Eventually a guy walks into the bar who looks about right. "Glasses — that's a plus," Rudd says. "And some sort of a knapsack." But suddenly Rudd's training from the film deserts him. "What do we do?" he asks. "Make eyes at the guy? Hold a gaze a little long? How do we initiate it?" After a while, Rudd gets up and asks the bookish guy if he wants to sit with us. Two minutes later, Sammy Politziner, 31, an investment banker, and Rudd are talking about the University of Michigan football team, quoting Steve Martin movies and comparing outfits by looking at each other's tags. (Sammy is wearing Banana Republic; Rudd, J. Crew). We all, I believe, have the comforting and horrifying epiphany that all men are, at least in the short term, interchangeable. Then Politziner says, "We're three married dudes. I wonder if there's a thrill of the chase missing from our hormones that we're searching for." To which Rudd replies, "I think so." This exchange does not sound as gay as it does poignant and questioning. If you need help imagining this scenario, try drinking four pints of Guinness.

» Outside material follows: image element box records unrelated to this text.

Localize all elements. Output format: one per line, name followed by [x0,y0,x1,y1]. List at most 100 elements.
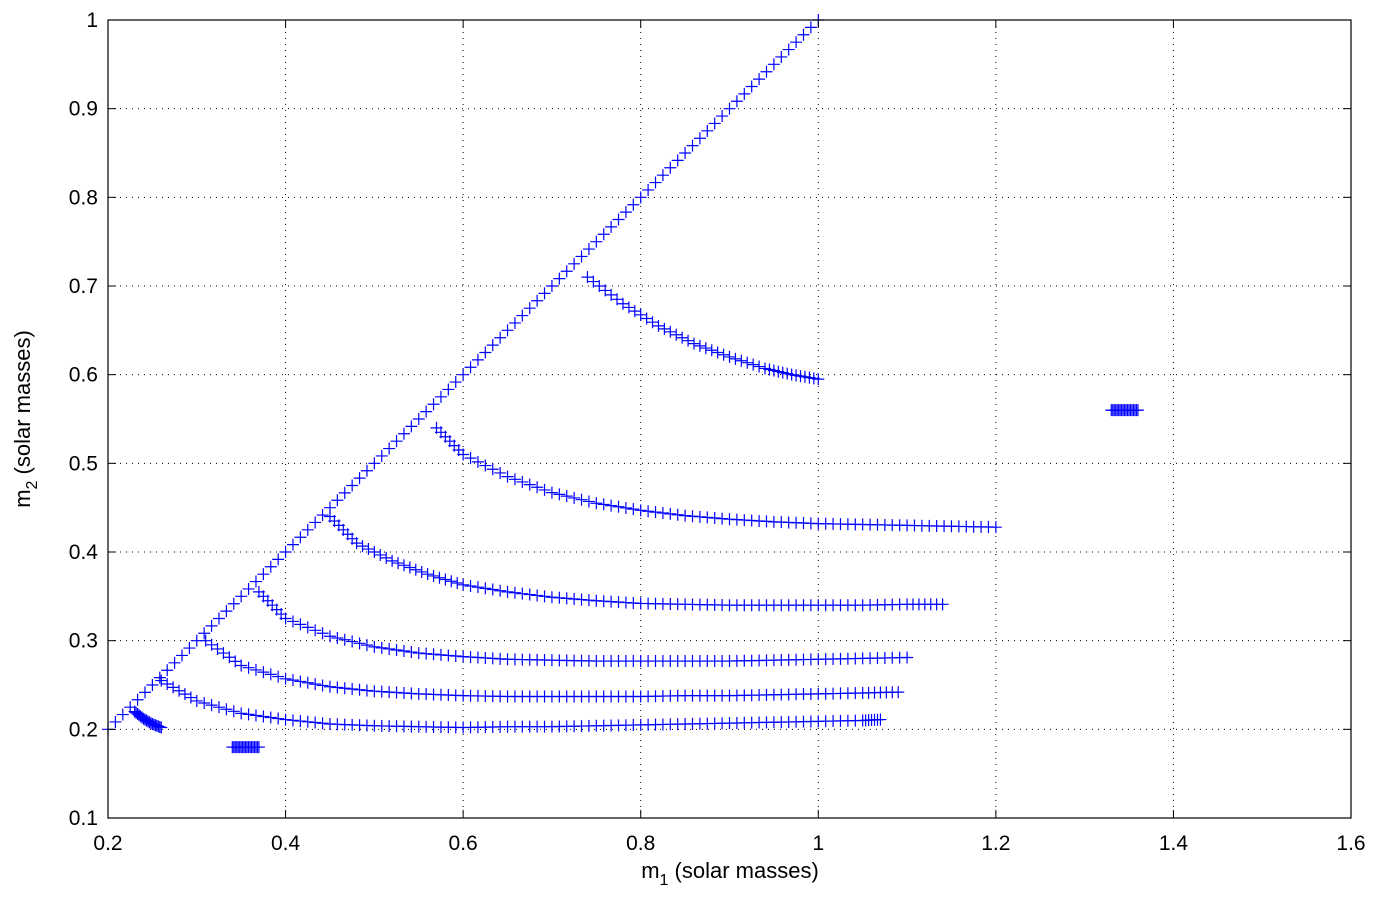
data-point-marker [451,577,464,590]
data-point-marker [723,350,736,363]
data-point-marker [242,661,255,674]
data-point-marker [486,463,499,476]
data-point-marker [294,531,307,544]
data-point-marker [738,87,751,100]
series-group [128,705,168,734]
y-tick-label: 0.4 [69,541,99,564]
data-point-marker [346,635,359,648]
data-point-marker [627,503,640,516]
data-point-marker [716,110,729,123]
data-point-marker [760,65,773,78]
data-point-marker [439,573,452,586]
data-point-marker [323,630,336,643]
data-point-marker [989,521,1002,534]
data-point-marker [235,659,248,672]
data-point-marker [397,427,410,440]
data-point-marker [316,509,329,522]
y-tick-label: 1 [86,9,98,32]
data-point-marker [368,457,381,470]
data-point-marker [545,280,558,292]
data-point-marker [252,741,265,754]
data-point-marker [167,681,180,694]
data-point-marker [676,331,689,344]
data-point-marker [531,294,544,307]
data-point-marker [693,339,706,352]
data-point-marker [730,95,743,108]
data-point-marker [360,464,373,477]
data-point-marker [687,337,700,350]
data-point-marker [368,546,381,558]
data-point-marker [553,488,566,501]
data-point-marker [212,701,225,714]
data-point-marker [184,691,197,704]
data-point-marker [812,373,825,386]
data-point-marker [360,684,373,697]
data-point-marker [686,139,699,152]
data-point-marker [642,183,655,196]
y-tick-label: 0.1 [69,807,98,830]
data-point-marker [397,645,410,658]
data-point-marker [708,117,721,130]
x-axis-label: m1 (solar masses) [641,858,819,889]
data-point-marker [235,590,248,603]
data-point-marker [198,627,211,640]
data-point-marker [390,643,403,656]
data-point-marker [235,707,248,720]
data-point-marker [590,235,603,248]
data-point-marker [531,589,544,602]
y-tick-label: 0.7 [69,275,98,298]
data-point-marker [155,721,168,734]
data-point-marker [427,398,440,411]
data-point-marker [753,360,766,373]
data-point-marker [375,449,388,462]
data-point-marker [523,302,536,315]
data-point-marker [390,435,403,448]
data-point-marker [797,28,810,41]
data-point-marker [242,708,255,721]
data-point-marker [331,494,344,507]
data-point-marker [309,716,322,729]
data-point-marker [479,582,492,595]
data-point-marker [523,588,536,601]
data-point-marker [652,319,665,332]
data-point-marker [471,455,484,468]
data-point-marker [183,642,196,655]
series-group [199,634,905,703]
data-point-marker [582,243,595,256]
data-point-marker [264,560,277,573]
data-point-marker [338,486,351,499]
data-point-marker [501,324,514,337]
data-point-marker [353,683,366,696]
series-group [323,510,949,612]
y-tick-label: 0.3 [69,630,98,653]
data-point-marker [380,551,393,564]
data-point-marker [346,682,359,695]
data-point-marker [464,579,477,592]
data-point-marker [735,354,748,367]
data-point-marker [664,507,677,520]
data-point-marker [670,328,683,341]
data-point-marker [679,147,692,159]
data-point-marker [449,376,462,389]
y-tick-label: 0.5 [69,452,98,475]
data-point-marker [701,124,714,137]
data-point-marker [386,554,399,567]
x-tick-label: 1.2 [981,832,1010,855]
data-point-marker [560,265,573,278]
data-point-marker [741,356,754,369]
data-point-marker [138,686,151,699]
data-point-marker [331,632,344,645]
data-point-marker [479,346,492,359]
data-point-marker [227,705,240,718]
data-point-marker [331,681,344,694]
data-point-marker [892,686,905,699]
data-point-marker [362,543,375,556]
data-point-marker [249,663,262,676]
data-point-marker [501,585,514,598]
data-point-marker [753,73,766,86]
data-point-marker [257,710,270,723]
data-point-marker [161,664,174,677]
data-point-marker [471,581,484,594]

Politziner, who knew the plot of I Love You, Man two months before its release, quickly endears himself to me by asking Rudd far better questions than I was asking. When Rudd mentions playing Lisa Kudrow's boyfriend on Friends, Politziner asks, "Was she a good kisser?" Rudd deflects with "Well, I knew her husband," and then explains that TV kissing rarely involves tongue. Politziner also finds out the best ad-libbers Rudd has worked with (Will Ferrell, Steve Carell and Jane Lynch), his favorite books (Pete Hamill on New York history), where he lives (he rents an apartment in the West Village and recently bought a weekend house in upstate New York) and what he's been working on (Rudd and some friends wrote a sitcom about actor-caterers called Party Down that airs on Starz starting March 20). I am considering bringing Politziner to all my interviews, because having him there allows me to drink and text the friends I still have after getting married.

And as good as Rudd is at being interviewed, he's not bad at interviewing either. Politziner, it turns out, once worked as a waiter at Café du Monde in New Orleans, watches The Bachelor and has a Lisa Kudrow thing. These are the confessions that build male friendships. There may, or may not, be a puppy on my iPhone home screen.

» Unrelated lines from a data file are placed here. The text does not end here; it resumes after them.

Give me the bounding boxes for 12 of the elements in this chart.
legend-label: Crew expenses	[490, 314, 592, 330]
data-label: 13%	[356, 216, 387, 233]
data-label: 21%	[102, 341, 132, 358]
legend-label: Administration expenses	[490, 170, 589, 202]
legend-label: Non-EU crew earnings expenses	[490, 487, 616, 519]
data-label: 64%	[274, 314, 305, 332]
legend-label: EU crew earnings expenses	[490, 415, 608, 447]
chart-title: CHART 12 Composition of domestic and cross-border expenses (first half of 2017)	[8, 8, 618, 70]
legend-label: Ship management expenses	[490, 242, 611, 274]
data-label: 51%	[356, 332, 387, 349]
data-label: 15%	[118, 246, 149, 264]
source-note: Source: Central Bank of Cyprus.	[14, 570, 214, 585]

After about an hour, our new friend has to leave for dinner. As we walk out into the cold with the satisfaction of men whose mission is complete, Rudd seems just as smiley as when we walked in. I get the feeling that even if Politziner had been a Clueless-hating jerk, Rudd would have been just as smiley. He's that rare, edgy, adorable leading man you could drop into any bar. Or any movie. I think he could even handle being in one with a woman.